Let’s continue with a single application. The “user” topic has 3 partitions and the Consumer1 application has 3 instances. Each instance consumes a partition and continues on its way. But your load increased and from 1000 registrations per month to the topic, 1M registrations started to come per day. Messages have started to accumulate in your partitions and your application is having difficulty consuming them.
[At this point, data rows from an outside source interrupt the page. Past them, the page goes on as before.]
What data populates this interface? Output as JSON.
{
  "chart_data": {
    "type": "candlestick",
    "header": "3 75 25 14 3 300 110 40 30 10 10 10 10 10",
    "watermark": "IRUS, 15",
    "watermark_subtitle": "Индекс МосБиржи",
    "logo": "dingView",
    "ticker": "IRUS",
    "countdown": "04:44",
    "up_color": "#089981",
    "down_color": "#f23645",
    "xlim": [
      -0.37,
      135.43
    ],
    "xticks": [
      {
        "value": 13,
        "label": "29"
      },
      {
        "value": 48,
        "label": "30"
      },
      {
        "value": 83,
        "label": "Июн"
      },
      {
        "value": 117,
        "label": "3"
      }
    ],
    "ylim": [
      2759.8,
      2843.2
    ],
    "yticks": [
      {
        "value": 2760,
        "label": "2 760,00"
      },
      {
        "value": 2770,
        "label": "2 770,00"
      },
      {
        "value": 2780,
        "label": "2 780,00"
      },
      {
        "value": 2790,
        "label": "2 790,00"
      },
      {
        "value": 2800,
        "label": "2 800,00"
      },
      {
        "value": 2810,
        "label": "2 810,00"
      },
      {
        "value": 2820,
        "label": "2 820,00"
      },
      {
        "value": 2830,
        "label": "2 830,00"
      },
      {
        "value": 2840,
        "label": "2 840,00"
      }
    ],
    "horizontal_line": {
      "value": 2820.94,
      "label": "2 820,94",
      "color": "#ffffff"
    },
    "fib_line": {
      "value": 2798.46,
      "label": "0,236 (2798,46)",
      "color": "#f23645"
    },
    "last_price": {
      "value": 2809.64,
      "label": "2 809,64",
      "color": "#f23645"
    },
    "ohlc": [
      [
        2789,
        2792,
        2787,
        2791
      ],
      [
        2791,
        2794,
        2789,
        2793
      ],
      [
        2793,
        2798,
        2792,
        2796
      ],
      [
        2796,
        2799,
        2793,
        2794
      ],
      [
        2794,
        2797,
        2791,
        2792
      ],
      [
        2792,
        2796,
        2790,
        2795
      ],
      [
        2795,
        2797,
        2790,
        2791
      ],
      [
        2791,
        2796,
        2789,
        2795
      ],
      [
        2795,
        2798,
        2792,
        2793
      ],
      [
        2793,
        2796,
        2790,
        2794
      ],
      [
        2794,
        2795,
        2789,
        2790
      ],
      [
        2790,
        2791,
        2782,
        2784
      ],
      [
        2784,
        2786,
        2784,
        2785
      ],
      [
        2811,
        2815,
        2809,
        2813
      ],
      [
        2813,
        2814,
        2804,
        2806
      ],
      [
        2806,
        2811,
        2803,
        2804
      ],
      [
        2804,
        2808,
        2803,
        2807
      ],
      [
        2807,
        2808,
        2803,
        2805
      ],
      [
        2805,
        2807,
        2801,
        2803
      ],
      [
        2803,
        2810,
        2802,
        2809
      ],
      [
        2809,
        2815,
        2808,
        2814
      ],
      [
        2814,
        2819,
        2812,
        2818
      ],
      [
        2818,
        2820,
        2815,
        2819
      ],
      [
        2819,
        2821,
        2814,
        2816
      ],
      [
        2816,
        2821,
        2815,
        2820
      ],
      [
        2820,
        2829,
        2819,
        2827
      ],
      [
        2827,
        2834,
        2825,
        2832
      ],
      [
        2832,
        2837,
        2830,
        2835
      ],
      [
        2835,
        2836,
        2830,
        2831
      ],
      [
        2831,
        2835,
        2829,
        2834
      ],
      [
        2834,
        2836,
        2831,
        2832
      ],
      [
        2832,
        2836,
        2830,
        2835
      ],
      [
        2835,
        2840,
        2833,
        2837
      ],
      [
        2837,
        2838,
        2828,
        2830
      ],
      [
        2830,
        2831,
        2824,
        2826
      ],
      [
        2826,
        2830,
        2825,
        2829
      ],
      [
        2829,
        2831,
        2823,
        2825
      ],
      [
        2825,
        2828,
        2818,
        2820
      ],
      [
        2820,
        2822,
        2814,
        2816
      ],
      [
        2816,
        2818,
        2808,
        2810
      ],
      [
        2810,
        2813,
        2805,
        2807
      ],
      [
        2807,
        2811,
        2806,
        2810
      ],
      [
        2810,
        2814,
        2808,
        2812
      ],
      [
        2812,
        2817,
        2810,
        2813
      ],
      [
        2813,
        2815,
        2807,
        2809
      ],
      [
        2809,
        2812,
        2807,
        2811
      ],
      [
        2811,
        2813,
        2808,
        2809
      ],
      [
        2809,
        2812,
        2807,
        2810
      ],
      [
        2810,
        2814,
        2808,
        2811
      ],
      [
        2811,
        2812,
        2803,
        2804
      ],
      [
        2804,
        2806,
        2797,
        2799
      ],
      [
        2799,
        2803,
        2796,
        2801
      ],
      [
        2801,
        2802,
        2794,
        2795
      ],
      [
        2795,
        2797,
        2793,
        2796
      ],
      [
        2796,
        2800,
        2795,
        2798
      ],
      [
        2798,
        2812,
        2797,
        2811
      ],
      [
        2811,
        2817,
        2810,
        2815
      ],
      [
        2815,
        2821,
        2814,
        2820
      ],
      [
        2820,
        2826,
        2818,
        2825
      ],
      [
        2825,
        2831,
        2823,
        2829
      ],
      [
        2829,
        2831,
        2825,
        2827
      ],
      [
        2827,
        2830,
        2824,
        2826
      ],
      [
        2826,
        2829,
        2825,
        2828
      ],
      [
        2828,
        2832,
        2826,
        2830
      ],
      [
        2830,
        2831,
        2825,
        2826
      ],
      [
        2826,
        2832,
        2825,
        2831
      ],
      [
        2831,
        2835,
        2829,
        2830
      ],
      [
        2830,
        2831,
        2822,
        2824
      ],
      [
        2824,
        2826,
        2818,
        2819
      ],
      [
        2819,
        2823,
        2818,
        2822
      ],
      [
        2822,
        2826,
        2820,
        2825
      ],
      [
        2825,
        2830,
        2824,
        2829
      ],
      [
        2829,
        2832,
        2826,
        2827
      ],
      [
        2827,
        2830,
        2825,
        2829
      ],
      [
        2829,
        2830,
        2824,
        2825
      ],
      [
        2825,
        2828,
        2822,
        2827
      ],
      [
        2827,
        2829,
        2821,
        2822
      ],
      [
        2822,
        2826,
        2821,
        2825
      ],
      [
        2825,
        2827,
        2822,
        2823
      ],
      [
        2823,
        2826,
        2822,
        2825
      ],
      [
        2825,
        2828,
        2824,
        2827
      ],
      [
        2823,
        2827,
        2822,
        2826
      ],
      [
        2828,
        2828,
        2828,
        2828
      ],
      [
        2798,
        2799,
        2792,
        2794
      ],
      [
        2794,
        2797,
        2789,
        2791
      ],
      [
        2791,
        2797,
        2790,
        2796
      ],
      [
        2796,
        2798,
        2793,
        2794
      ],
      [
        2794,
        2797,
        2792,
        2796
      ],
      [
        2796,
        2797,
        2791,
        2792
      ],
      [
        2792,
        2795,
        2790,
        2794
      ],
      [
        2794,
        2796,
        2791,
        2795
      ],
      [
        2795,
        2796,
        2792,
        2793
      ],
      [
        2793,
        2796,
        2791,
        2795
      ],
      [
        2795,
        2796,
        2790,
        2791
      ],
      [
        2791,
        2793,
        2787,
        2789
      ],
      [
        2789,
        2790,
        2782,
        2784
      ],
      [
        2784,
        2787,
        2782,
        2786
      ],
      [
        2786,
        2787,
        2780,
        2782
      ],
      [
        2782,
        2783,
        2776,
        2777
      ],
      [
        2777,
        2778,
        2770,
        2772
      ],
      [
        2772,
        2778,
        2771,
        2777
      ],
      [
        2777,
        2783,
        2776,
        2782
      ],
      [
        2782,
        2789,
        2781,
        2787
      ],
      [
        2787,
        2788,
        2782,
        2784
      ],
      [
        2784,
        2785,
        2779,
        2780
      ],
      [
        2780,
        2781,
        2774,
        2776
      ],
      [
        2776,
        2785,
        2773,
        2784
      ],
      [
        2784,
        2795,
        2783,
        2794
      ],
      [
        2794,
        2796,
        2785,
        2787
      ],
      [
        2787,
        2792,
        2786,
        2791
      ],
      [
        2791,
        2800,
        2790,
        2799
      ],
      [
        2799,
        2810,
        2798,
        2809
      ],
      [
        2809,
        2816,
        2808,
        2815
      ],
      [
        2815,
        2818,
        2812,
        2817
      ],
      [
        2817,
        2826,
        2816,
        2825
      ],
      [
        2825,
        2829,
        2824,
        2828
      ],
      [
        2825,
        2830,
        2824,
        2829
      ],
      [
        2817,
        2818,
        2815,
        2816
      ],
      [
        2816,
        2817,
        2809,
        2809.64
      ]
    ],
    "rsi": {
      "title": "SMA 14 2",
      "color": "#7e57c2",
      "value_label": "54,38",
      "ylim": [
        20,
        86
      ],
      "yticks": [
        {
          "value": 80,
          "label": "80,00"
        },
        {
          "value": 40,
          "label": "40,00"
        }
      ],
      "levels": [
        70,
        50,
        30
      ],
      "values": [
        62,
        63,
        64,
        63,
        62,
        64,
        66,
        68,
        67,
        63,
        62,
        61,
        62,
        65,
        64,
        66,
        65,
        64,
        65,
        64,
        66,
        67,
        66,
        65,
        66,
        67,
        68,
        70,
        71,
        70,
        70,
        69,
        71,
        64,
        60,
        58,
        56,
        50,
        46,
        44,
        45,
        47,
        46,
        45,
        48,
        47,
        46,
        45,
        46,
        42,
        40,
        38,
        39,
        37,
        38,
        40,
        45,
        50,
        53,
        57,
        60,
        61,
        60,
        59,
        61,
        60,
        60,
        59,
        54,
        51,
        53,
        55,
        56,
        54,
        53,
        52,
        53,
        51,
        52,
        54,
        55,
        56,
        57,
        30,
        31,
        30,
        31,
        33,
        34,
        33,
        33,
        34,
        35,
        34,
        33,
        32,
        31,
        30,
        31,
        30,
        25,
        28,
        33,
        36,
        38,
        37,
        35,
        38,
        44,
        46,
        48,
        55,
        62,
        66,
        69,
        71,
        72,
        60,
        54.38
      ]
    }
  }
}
The first thing to do here is to increase the number of partitions in the topic and distribute the messages coming to Kafka. You increased the partition number to 12 and messages started to be distributed across partitions. However, since there are 3 instances in the application, there are 3 active members of the consumer group and they can consume a maximum of 3 partitions at time t. Thus, messages continue to accumulate in 9 partitions. There are two methods that can be preferred here. The first is to increase the number of instances of the application to 12. Thus, each instance will be paired with a partition, while 3 messages will be consumed at time t, 12 will be consumed and the speed will theoretically quadruple. The other method is to increase concurrency. Default concurency is 1. If you trust the source of each instance, you can increase the concurrency and make an instance consume more than one partition. You can think of concurrency as a thread. In this scenario, if you set the concurrency of 3 instances to 4, you can consume a total of 12 partitions in parallel. If you want all partitions to be consumed at the same time, you can calculate partition = instance*concurrency at maximum. Additionally, I would like to point out that Kafka can stream millions of data per second. But the ability to consume and process it is directly proportional to your application and resources. So Kafka says, I can transfer large amounts of data to you, but do you have the capacity to process it?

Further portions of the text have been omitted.